Caro mio amico calcio  è arrivato il momento di appendere gli scarpini al chiodo e terminare la mia carriera da giocatrice professionista. Infiniti ringraziamenti ai miei fantastici amici, familiari, compagne, allenatori, mentori, medici e preparatori che mi hanno accompagnato nella mia carriera. Grazie caro calcio, per tutto quello che mi hai dato e insegnato. Grazie per tutti i momenti e le incredibili e inattese avventure. Ora è il mio turno di ripagarti.
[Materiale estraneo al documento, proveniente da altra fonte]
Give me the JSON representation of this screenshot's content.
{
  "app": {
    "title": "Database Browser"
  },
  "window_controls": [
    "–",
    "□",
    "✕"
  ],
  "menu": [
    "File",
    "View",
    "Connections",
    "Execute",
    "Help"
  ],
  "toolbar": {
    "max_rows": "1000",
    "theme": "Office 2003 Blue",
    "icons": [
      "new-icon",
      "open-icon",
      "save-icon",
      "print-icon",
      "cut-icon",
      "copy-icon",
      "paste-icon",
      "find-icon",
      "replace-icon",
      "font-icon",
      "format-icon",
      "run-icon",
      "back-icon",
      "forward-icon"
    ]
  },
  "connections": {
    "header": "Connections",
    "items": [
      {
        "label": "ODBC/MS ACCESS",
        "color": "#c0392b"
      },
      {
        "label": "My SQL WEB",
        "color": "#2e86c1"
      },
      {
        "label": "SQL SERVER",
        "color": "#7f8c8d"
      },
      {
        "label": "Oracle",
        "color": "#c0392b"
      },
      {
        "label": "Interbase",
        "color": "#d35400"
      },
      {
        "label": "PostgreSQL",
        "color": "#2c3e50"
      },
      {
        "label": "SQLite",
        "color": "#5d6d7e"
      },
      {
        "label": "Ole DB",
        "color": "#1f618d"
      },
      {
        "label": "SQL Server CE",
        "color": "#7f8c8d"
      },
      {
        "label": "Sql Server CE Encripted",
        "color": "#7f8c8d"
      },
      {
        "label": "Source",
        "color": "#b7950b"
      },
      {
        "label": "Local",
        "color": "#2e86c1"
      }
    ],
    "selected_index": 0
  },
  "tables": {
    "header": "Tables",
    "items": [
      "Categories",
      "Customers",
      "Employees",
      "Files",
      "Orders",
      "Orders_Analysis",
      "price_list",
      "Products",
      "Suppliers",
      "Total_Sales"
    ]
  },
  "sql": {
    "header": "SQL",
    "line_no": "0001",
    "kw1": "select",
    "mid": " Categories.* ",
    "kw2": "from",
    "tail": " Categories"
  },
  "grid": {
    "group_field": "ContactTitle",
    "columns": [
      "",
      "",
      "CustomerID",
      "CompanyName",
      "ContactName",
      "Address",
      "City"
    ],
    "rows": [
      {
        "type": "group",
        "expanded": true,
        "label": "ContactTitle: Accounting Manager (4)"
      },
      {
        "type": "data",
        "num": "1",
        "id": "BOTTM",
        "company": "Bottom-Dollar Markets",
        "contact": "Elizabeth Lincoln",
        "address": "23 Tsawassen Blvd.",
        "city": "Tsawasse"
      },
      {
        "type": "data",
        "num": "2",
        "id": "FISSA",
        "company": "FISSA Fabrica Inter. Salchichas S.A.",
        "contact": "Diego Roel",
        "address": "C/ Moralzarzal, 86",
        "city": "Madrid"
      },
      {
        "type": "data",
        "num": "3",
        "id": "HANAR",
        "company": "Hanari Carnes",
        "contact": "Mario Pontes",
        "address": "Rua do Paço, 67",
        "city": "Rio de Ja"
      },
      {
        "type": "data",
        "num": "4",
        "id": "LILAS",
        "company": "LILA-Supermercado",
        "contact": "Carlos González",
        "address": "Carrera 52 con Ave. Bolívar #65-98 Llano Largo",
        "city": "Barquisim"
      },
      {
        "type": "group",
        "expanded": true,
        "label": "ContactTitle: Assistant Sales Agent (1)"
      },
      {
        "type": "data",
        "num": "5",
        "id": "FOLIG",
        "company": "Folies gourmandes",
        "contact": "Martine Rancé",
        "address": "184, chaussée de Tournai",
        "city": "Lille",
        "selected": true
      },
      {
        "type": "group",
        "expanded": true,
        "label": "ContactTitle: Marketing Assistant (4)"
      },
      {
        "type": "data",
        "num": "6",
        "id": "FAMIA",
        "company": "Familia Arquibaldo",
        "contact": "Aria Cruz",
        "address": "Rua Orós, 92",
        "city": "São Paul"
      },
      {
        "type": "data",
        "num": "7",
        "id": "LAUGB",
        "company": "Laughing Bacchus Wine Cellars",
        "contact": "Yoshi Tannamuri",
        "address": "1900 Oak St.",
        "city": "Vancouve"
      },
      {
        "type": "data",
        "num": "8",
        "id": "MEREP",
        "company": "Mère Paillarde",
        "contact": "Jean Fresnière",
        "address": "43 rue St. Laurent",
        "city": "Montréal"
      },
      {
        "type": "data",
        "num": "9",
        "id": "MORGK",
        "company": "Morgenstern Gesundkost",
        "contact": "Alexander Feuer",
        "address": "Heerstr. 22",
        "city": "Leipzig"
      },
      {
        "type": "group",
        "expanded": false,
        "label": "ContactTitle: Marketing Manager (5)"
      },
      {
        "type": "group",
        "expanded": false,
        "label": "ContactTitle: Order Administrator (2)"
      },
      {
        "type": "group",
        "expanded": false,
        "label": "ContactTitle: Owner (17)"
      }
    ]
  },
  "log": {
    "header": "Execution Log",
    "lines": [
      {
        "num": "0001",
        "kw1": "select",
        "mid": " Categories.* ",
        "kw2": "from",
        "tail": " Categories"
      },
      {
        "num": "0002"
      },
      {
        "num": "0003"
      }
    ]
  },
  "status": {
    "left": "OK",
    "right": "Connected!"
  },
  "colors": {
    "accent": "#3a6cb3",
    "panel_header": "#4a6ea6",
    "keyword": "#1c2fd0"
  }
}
L'addio alla Juve: Stanca del razzismo

La separazione con la squadra bianconera venne raccontata attraverso una lettera al quotidiano inglese The Guardian e desto grande scalpore da noi e in Gran Bretagna: "Mi sono stancata di entrare nei negozi e avere la sensazione che il titolare si aspetti che rubi qualcosa. Oppure, può capitarti tante volte di arrivare all’aeroporto ed essere trattata come Pablo Escobar, per via dei cani anti-droga intorno a te". La Aluko ha raccontato tutto nella sua rubrica e aveva scritto a settembre sia sulla rivista The Players’ Tribune e che nel suo ultimo libro: sulla vicenda calò il silenzio in poco tempo in Italia ma in Inghilterra si parlò per molto tempo della decisione della calciatrice.